Una de las acepciones del verbo “interpretar” que aparecen en el diccionario de la RAE es: “concebir, ordenar o expresar de un modo personal la realidad”. De aquí podemos desprender, entonces, dos categorías de esta realidad: lo observado y el observador; el mundo y el sujeto. Por los sentidos captamos los estímulos de esa babel de apariencias que es la existencia: tocamos, escuchamos, paladeamos, olfateamos y miramos el universo para nombrarlo, para enmarañarlo de significaciones, para hacer una exégesis personal desde la trinchera de nuestra cultura.
En el plano estético, el artista-creador también interpreta una realidad que luego vuelca a la obra como espejo de su subjetividad. Llámese cuadro, poema, drama, coreografía o canción, la obra resume una definición del ser que después los espectadores o lectores abrevarán, sentirán y desentrañarán como parte de los procesos comunicantes.
En las esferas de la música existen los ejecutantes e intérpretes quienes, a través de sus recursos y habilidades expresivas, pueden resignificar una obra, dotarla de nuevas sonoridades, insuflarle el hálito vital para hacerla estallar ante nuestros sentidos en una llamarada de encantamientos. De ahí que los sabedores elijan con precisión arrogante la orquesta con la que escucharán a Mozart. En la vertiente de la música popular, en al caso de México, por ejemplo, sabemos el poder persuasivo que la voz de Eugenia León tiene para establecer gozosos puentes acústicos entre nosotros y los compositores tradicionales o contemporáneos.
En el caso de Oaxaca existe un intérprete peculiar debido a la sutil marejada de su canto. Me refiero a Tlálok Guerrero (Juchitán, 1980), quien, además, es un brillante ejecutante de la guitarra: hombre-hemisferio de algarabías que evocan a Álvaro Carrillo o a un vendaval de pájaros istmeños, a montañas abstraídas en silencios elocuentes, a aguijones bienaventurados de son tropical. Suyo es un arpegio que sirve de telón a una voz insuflada de melancolía dichosa, a veces casi un susurro: media voz que acomete nuestro oído con precisión de saeta mojada en sustancia vivida.
Más allá de sus potestades como ejecutante instrumental y cantor, Tlálok Guerrero es un artista comprometido con su raíz musical, con la difusión de quienes configuran y proyectan la identidad nuestra.

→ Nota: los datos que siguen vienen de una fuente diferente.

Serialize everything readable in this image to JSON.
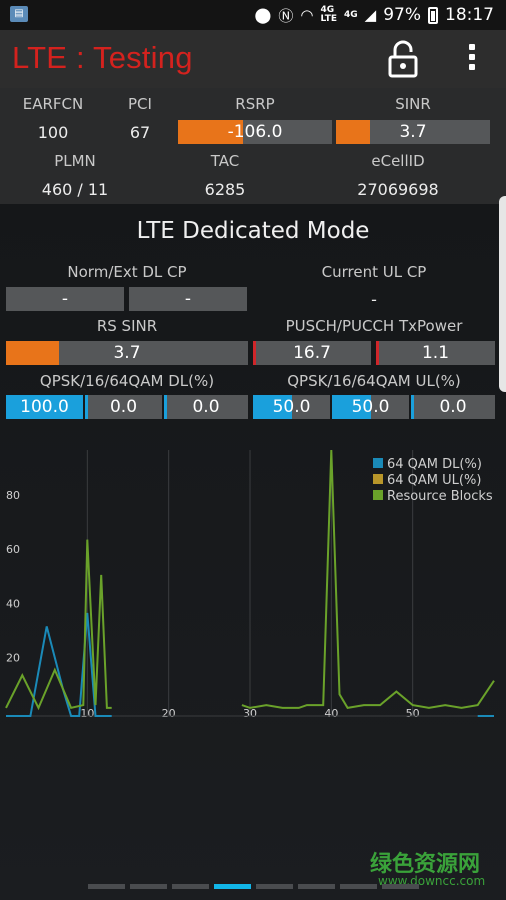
{
  "statusbar": {
    "network_4g_a": "4G",
    "network_4g_b": "4G",
    "network_lte": "LTE",
    "battery": "97%",
    "time": "18:17"
  },
  "appbar": {
    "title": "LTE : Testing"
  },
  "cell": {
    "earfcn_label": "EARFCN",
    "earfcn": "100",
    "pci_label": "PCI",
    "pci": "67",
    "rsrp_label": "RSRP",
    "rsrp": "-106.0",
    "rsrp_fill": 0.42,
    "sinr_label": "SINR",
    "sinr": "3.7",
    "sinr_fill": 0.22,
    "plmn_label": "PLMN",
    "plmn": "460 / 11",
    "tac_label": "TAC",
    "tac": "6285",
    "ecellid_label": "eCellID",
    "ecellid": "27069698"
  },
  "mode": {
    "title": "LTE Dedicated Mode",
    "dl_cp_label": "Norm/Ext DL CP",
    "dl_cp_a": "-",
    "dl_cp_b": "-",
    "ul_cp_label": "Current UL CP",
    "ul_cp": "-",
    "rs_sinr_label": "RS SINR",
    "rs_sinr": "3.7",
    "rs_sinr_fill": 0.22,
    "txpower_label": "PUSCH/PUCCH TxPower",
    "pusch": "16.7",
    "pucch": "1.1",
    "qam_dl_label": "QPSK/16/64QAM DL(%)",
    "qam_dl": [
      "100.0",
      "0.0",
      "0.0"
    ],
    "qam_dl_fill": [
      1.0,
      0.0,
      0.0
    ],
    "qam_ul_label": "QPSK/16/64QAM UL(%)",
    "qam_ul": [
      "50.0",
      "50.0",
      "0.0"
    ],
    "qam_ul_fill": [
      0.5,
      0.5,
      0.0
    ]
  },
  "chart_data": {
    "type": "line",
    "xlim": [
      0,
      60
    ],
    "ylim": [
      0,
      98
    ],
    "x_ticks": [
      "10",
      "20",
      "30",
      "40",
      "50"
    ],
    "y_ticks": [
      "20",
      "40",
      "60",
      "80"
    ],
    "legend_position": "top-right",
    "series": [
      {
        "name": "64 QAM DL(%)",
        "color": "#1a8ab8",
        "points": [
          [
            0,
            0
          ],
          [
            3,
            0
          ],
          [
            5,
            33
          ],
          [
            7,
            10
          ],
          [
            8,
            0
          ],
          [
            9,
            0
          ],
          [
            10,
            38
          ],
          [
            11,
            0
          ],
          [
            13,
            0
          ],
          [
            29,
            0
          ],
          [
            40,
            0
          ],
          [
            58,
            0
          ],
          [
            60,
            0
          ]
        ]
      },
      {
        "name": "64 QAM UL(%)",
        "color": "#b8962a",
        "points": [
          [
            0,
            0
          ],
          [
            13,
            0
          ],
          [
            29,
            0
          ],
          [
            60,
            0
          ]
        ]
      },
      {
        "name": "Resource Blocks",
        "color": "#6aa22a",
        "points": [
          [
            0,
            3
          ],
          [
            2,
            15
          ],
          [
            4,
            3
          ],
          [
            6,
            17
          ],
          [
            8,
            3
          ],
          [
            9.5,
            4
          ],
          [
            10,
            65
          ],
          [
            11,
            4
          ],
          [
            11.7,
            52
          ],
          [
            12.4,
            3
          ],
          [
            13,
            3
          ],
          [
            29,
            4
          ],
          [
            30,
            3
          ],
          [
            32,
            4
          ],
          [
            34,
            3
          ],
          [
            36,
            3
          ],
          [
            37,
            4
          ],
          [
            39,
            4
          ],
          [
            40,
            98
          ],
          [
            41,
            8
          ],
          [
            42,
            3
          ],
          [
            44,
            4
          ],
          [
            46,
            4
          ],
          [
            48,
            9
          ],
          [
            50,
            4
          ],
          [
            52,
            3
          ],
          [
            54,
            4
          ],
          [
            56,
            3
          ],
          [
            58,
            4
          ],
          [
            60,
            13
          ]
        ]
      }
    ]
  },
  "watermark": {
    "cn": "绿色资源网",
    "url": "www.downcc.com"
  },
  "pager": {
    "count": 10,
    "active": 3
  }
}
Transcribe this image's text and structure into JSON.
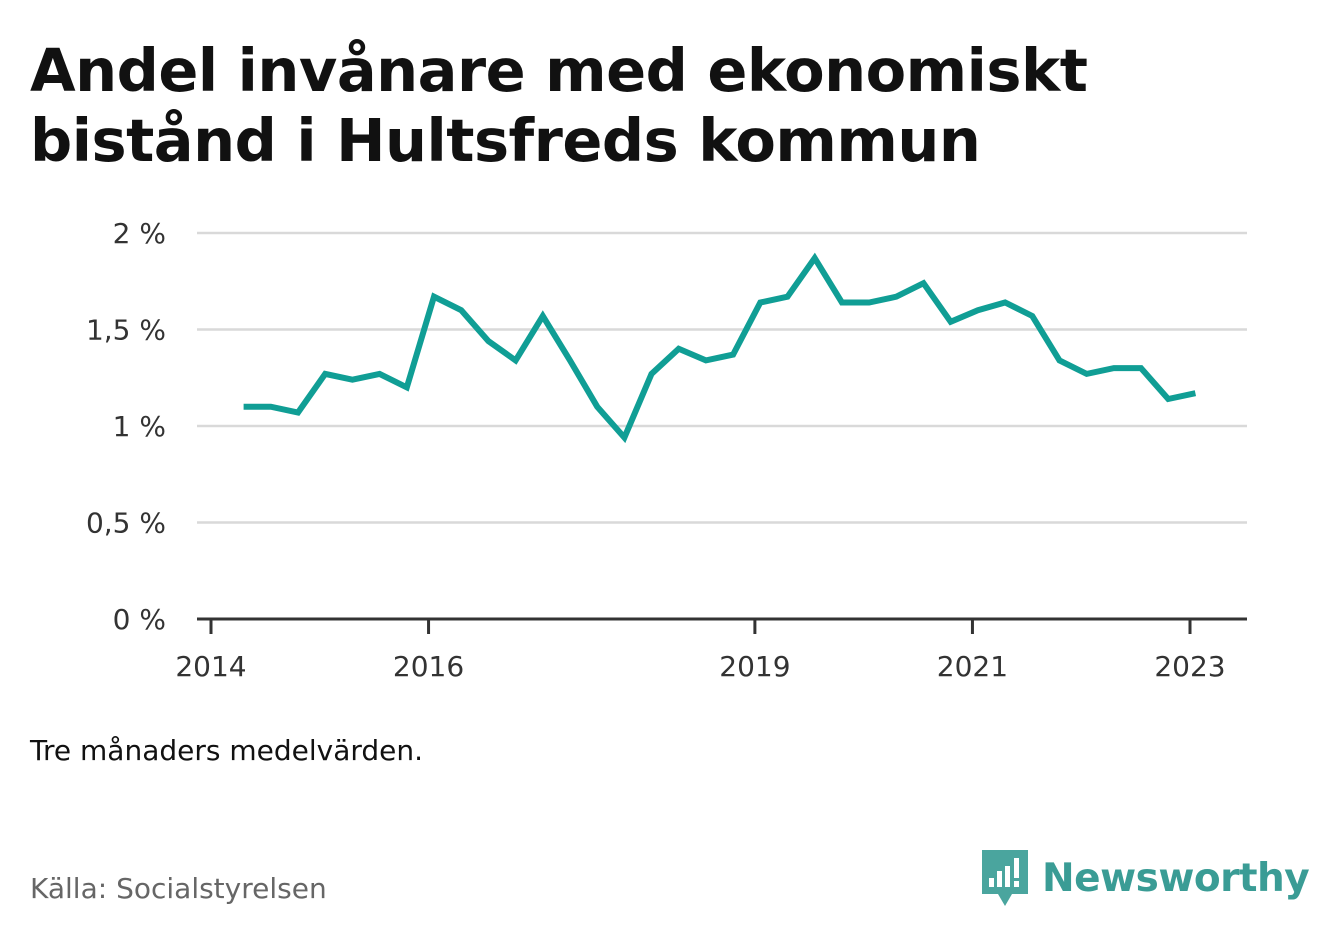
{
  "title": "Andel invånare med ekonomiskt bistånd i Hultsfreds kommun",
  "note": "Tre månaders medelvärden.",
  "source": "Källa: Socialstyrelsen",
  "brand": {
    "name": "Newsworthy",
    "icon": "newsworthy-logo-icon"
  },
  "colors": {
    "line": "#109e95",
    "grid": "#d9d9d9",
    "axis": "#333333",
    "brand": "#3a9c95"
  },
  "chart_data": {
    "type": "line",
    "title": "Andel invånare med ekonomiskt bistånd i Hultsfreds kommun",
    "xlabel": "",
    "ylabel": "",
    "ylim": [
      0,
      2
    ],
    "xlim": [
      2014,
      2024
    ],
    "grid": true,
    "y_ticks": [
      {
        "value": 0,
        "label": "0 %"
      },
      {
        "value": 0.5,
        "label": "0,5 %"
      },
      {
        "value": 1,
        "label": "1 %"
      },
      {
        "value": 1.5,
        "label": "1,5 %"
      },
      {
        "value": 2,
        "label": "2 %"
      }
    ],
    "x_ticks": [
      {
        "value": 2014,
        "label": "2014"
      },
      {
        "value": 2016,
        "label": "2016"
      },
      {
        "value": 2019,
        "label": "2019"
      },
      {
        "value": 2021,
        "label": "2021"
      },
      {
        "value": 2023,
        "label": "2023"
      }
    ],
    "series": [
      {
        "x": [
          2014.3,
          2014.55,
          2014.8,
          2015.05,
          2015.3,
          2015.55,
          2015.8,
          2016.05,
          2016.3,
          2016.55,
          2016.8,
          2017.05,
          2017.3,
          2017.55,
          2017.8,
          2018.05,
          2018.3,
          2018.55,
          2018.8,
          2019.05,
          2019.3,
          2019.55,
          2019.8,
          2020.05,
          2020.3,
          2020.55,
          2020.8,
          2021.05,
          2021.3,
          2021.55,
          2021.8,
          2022.05,
          2022.3,
          2022.55,
          2022.8,
          2023.05
        ],
        "values": [
          1.1,
          1.1,
          1.07,
          1.27,
          1.24,
          1.27,
          1.2,
          1.67,
          1.6,
          1.44,
          1.34,
          1.57,
          1.34,
          1.1,
          0.94,
          1.27,
          1.4,
          1.34,
          1.37,
          1.64,
          1.67,
          1.87,
          1.64,
          1.64,
          1.67,
          1.74,
          1.54,
          1.6,
          1.64,
          1.57,
          1.34,
          1.27,
          1.3,
          1.3,
          1.14,
          1.17
        ]
      }
    ]
  }
}
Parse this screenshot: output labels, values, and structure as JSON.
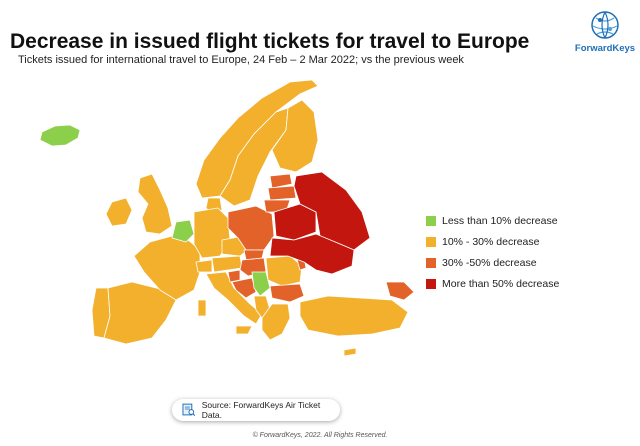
{
  "header": {
    "title": "Decrease in issued flight tickets for travel to Europe",
    "subtitle": "Tickets issued for international travel to Europe, 24 Feb – 2 Mar 2022; vs the previous week"
  },
  "logo": {
    "text": "ForwardKeys",
    "color": "#1f6fb6"
  },
  "legend": {
    "items": [
      {
        "label": "Less than 10% decrease",
        "color": "#8ccf4b"
      },
      {
        "label": "10% - 30% decrease",
        "color": "#f2b02c"
      },
      {
        "label": "30% -50% decrease",
        "color": "#e2622a"
      },
      {
        "label": "More than 50% decrease",
        "color": "#c2160e"
      }
    ]
  },
  "source": {
    "text": "Source: ForwardKeys Air Ticket Data.",
    "icon": "document-search-icon"
  },
  "footer": {
    "text": "© ForwardKeys, 2022. All Rights Reserved."
  },
  "map_colors": {
    "border": "#ffffff"
  }
}
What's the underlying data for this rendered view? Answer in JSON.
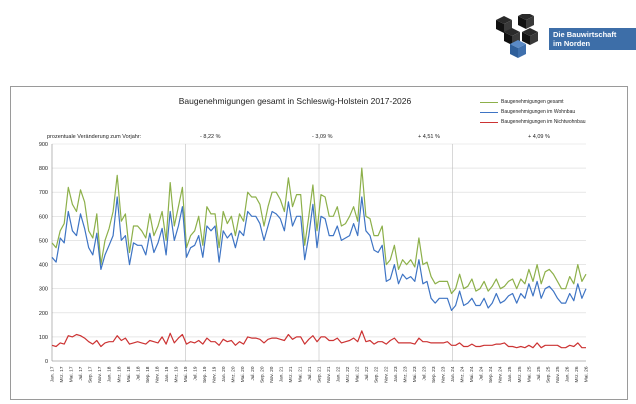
{
  "brand": {
    "name": "Die Bauwirtschaft im Norden",
    "line1": "Die Bauwirtschaft",
    "line2": "im Norden",
    "logo_icon": "isometric-cubes-icon",
    "colors": {
      "dark": "#1c1c1c",
      "blue": "#3d6ea8"
    }
  },
  "chart_data": {
    "type": "line",
    "title": "Baugenehmigungen gesamt in Schleswig-Holstein 2017-2026",
    "xlabel": "",
    "ylabel": "",
    "ylim": [
      0,
      900
    ],
    "yticks": [
      0,
      100,
      200,
      300,
      400,
      500,
      600,
      700,
      800,
      900
    ],
    "grid": true,
    "legend_position": "top-right",
    "pct_label": "prozentuale Veränderung zum Vorjahr:",
    "period_changes": [
      "- 8,22 %",
      "- 3,09 %",
      "+ 4,51 %",
      "+ 4,09 %"
    ],
    "tick_labels": [
      "Jan. 17",
      "Mrz. 17",
      "Mai. 17",
      "Jul. 17",
      "Sep. 17",
      "Nov. 17",
      "Jan. 18",
      "Mrz. 18",
      "Mai. 18",
      "Jul. 18",
      "Sep. 18",
      "Nov. 18",
      "Jan. 19",
      "Mrz. 19",
      "Mai. 19",
      "Jul. 19",
      "Sep. 19",
      "Nov. 19",
      "Jan. 20",
      "Mrz. 20",
      "Mai. 20",
      "Jul. 20",
      "Sep. 20",
      "Nov. 20",
      "Jan. 21",
      "Mrz. 21",
      "Mai. 21",
      "Jul. 21",
      "Sep. 21",
      "Nov. 21",
      "Jan. 22",
      "Mrz. 22",
      "Mai. 22",
      "Jul. 22",
      "Sep. 22",
      "Nov. 22",
      "Jan. 23",
      "Mrz. 23",
      "Mai. 23",
      "Jul. 23",
      "Sep. 23",
      "Nov. 23",
      "Jan. 24",
      "Mrz. 24",
      "Mai. 24",
      "Jul. 24",
      "Sep. 24",
      "Nov. 24",
      "Jan. 25",
      "Mrz. 25",
      "Mai. 25",
      "Jul. 25",
      "Sep. 25",
      "Nov. 25",
      "Jan. 26",
      "Mrz. 26",
      "Mai. 26"
    ],
    "series": [
      {
        "name": "Baugenehmigungen gesamt",
        "color": "#8db04a",
        "values": [
          490,
          470,
          540,
          570,
          720,
          650,
          620,
          710,
          660,
          540,
          510,
          610,
          400,
          500,
          550,
          620,
          770,
          580,
          610,
          450,
          560,
          560,
          540,
          510,
          610,
          520,
          560,
          620,
          500,
          740,
          560,
          640,
          720,
          470,
          520,
          540,
          600,
          480,
          640,
          610,
          610,
          470,
          620,
          570,
          600,
          520,
          610,
          580,
          700,
          680,
          680,
          650,
          560,
          640,
          700,
          700,
          670,
          620,
          760,
          640,
          690,
          690,
          480,
          600,
          730,
          540,
          690,
          680,
          600,
          600,
          640,
          560,
          570,
          600,
          640,
          580,
          800,
          600,
          590,
          520,
          520,
          560,
          400,
          420,
          480,
          380,
          420,
          400,
          420,
          390,
          510,
          400,
          410,
          350,
          320,
          330,
          330,
          330,
          280,
          300,
          360,
          300,
          310,
          340,
          290,
          300,
          330,
          290,
          310,
          340,
          300,
          310,
          330,
          340,
          300,
          340,
          320,
          380,
          330,
          400,
          320,
          370,
          380,
          360,
          330,
          300,
          300,
          350,
          320,
          400,
          330,
          360
        ],
        "show_all": true
      },
      {
        "name": "Baugenehmigungen im Wohnbau",
        "color": "#3e74c4",
        "values": [
          430,
          410,
          510,
          490,
          620,
          540,
          520,
          610,
          550,
          470,
          440,
          530,
          380,
          440,
          480,
          520,
          680,
          500,
          520,
          400,
          490,
          480,
          480,
          440,
          530,
          450,
          490,
          550,
          440,
          620,
          500,
          560,
          640,
          430,
          470,
          480,
          520,
          430,
          560,
          540,
          560,
          410,
          540,
          510,
          530,
          470,
          540,
          520,
          620,
          600,
          600,
          570,
          500,
          560,
          620,
          610,
          590,
          540,
          660,
          560,
          600,
          600,
          420,
          520,
          650,
          470,
          600,
          590,
          520,
          520,
          560,
          500,
          510,
          520,
          570,
          520,
          680,
          540,
          520,
          460,
          450,
          480,
          330,
          340,
          400,
          320,
          360,
          340,
          350,
          330,
          420,
          320,
          330,
          260,
          240,
          260,
          260,
          260,
          210,
          230,
          290,
          230,
          240,
          260,
          230,
          230,
          260,
          220,
          240,
          280,
          240,
          250,
          270,
          280,
          240,
          280,
          260,
          320,
          270,
          330,
          260,
          300,
          310,
          290,
          260,
          240,
          240,
          280,
          250,
          320,
          260,
          300
        ],
        "show_all": true
      },
      {
        "name": "Baugenehmigungen im Nichtwohnbau",
        "color": "#cc3333",
        "values": [
          65,
          60,
          75,
          70,
          105,
          100,
          110,
          105,
          95,
          80,
          70,
          85,
          60,
          75,
          80,
          80,
          105,
          85,
          95,
          70,
          75,
          80,
          75,
          70,
          85,
          80,
          75,
          100,
          70,
          115,
          75,
          95,
          110,
          70,
          80,
          75,
          85,
          70,
          95,
          80,
          80,
          65,
          90,
          80,
          85,
          65,
          80,
          70,
          100,
          95,
          95,
          90,
          75,
          90,
          95,
          95,
          90,
          85,
          110,
          90,
          100,
          100,
          70,
          90,
          105,
          80,
          100,
          100,
          85,
          85,
          95,
          75,
          80,
          85,
          95,
          80,
          125,
          80,
          85,
          70,
          80,
          80,
          70,
          85,
          95,
          75,
          75,
          75,
          75,
          70,
          95,
          80,
          80,
          75,
          75,
          75,
          75,
          80,
          65,
          65,
          75,
          60,
          60,
          70,
          60,
          60,
          65,
          65,
          65,
          70,
          70,
          75,
          60,
          60,
          55,
          60,
          55,
          65,
          55,
          75,
          55,
          65,
          65,
          65,
          65,
          55,
          55,
          65,
          60,
          75,
          55,
          55
        ],
        "show_all": true
      }
    ]
  }
}
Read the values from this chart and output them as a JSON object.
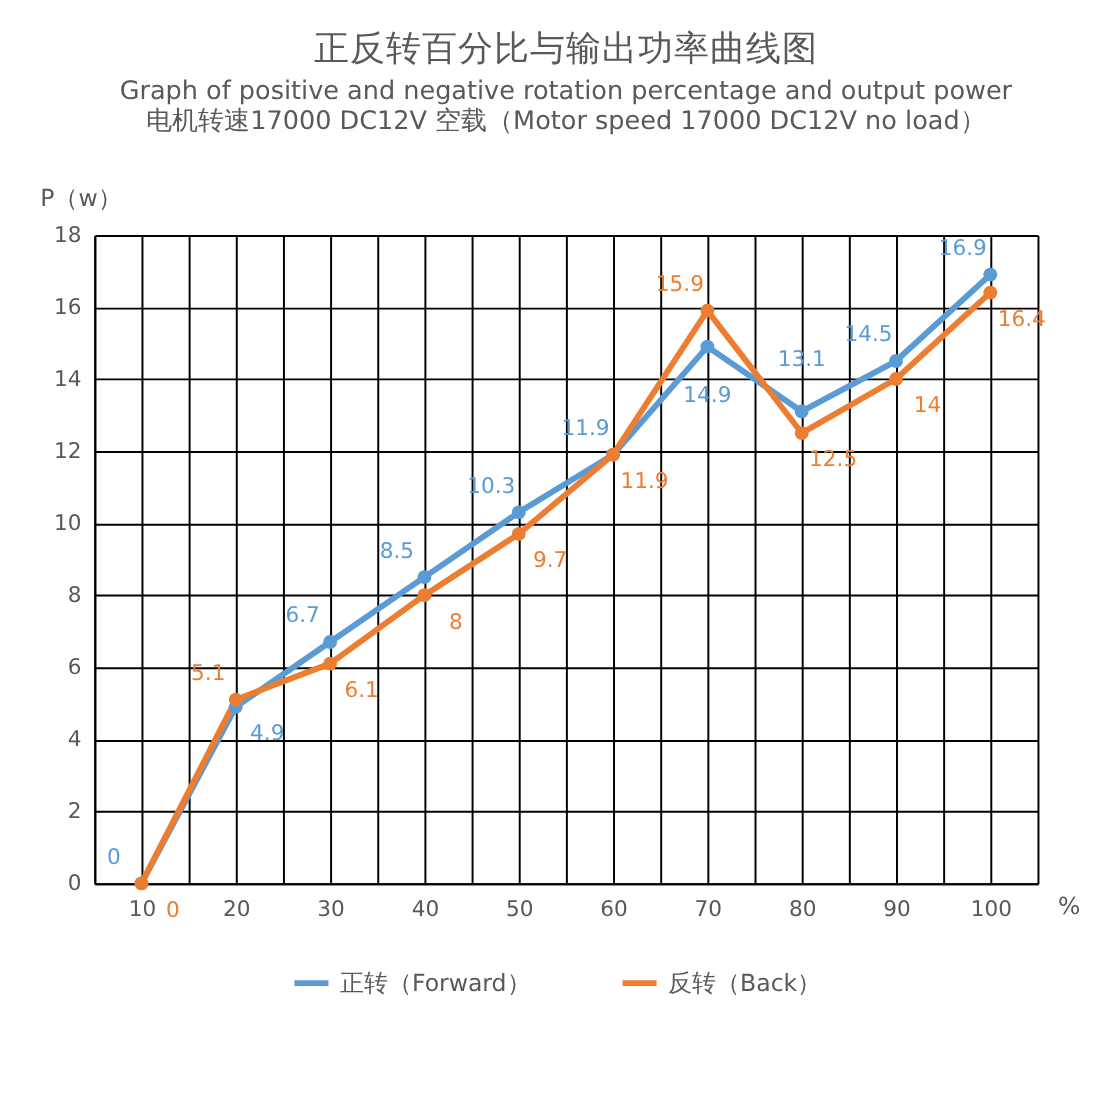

Su labor es la de un médium, puente supurante de lenguajes y sentires. Por su partitura vocal se despliega la música de Jaime Luna, César López, Héctor Díaz, Lorenzo López, Fernando Amaya y otros de tan fecunda vena oaxaqueña.
Hay un ardid natural, una eficacia para multiplicar el pan y los peces de la dicha en las interpretaciones de Tlálok Guerrero: juchiteco afable, con varios discos en su haber, de ánimo retador en las noches sembradas de estrépito alcoholario. Rey Midas de las seis cuerdas anhelantes, que nos hace rezumar esperanza a la irrupción de su canto y vihuela. Su voz es agua de mar que esculpe los continentes de nuestra nostalgia, es raíz que escarba la tierra para cimbrar los minerales de nuestro ser herido bajo la noche y la ausencia.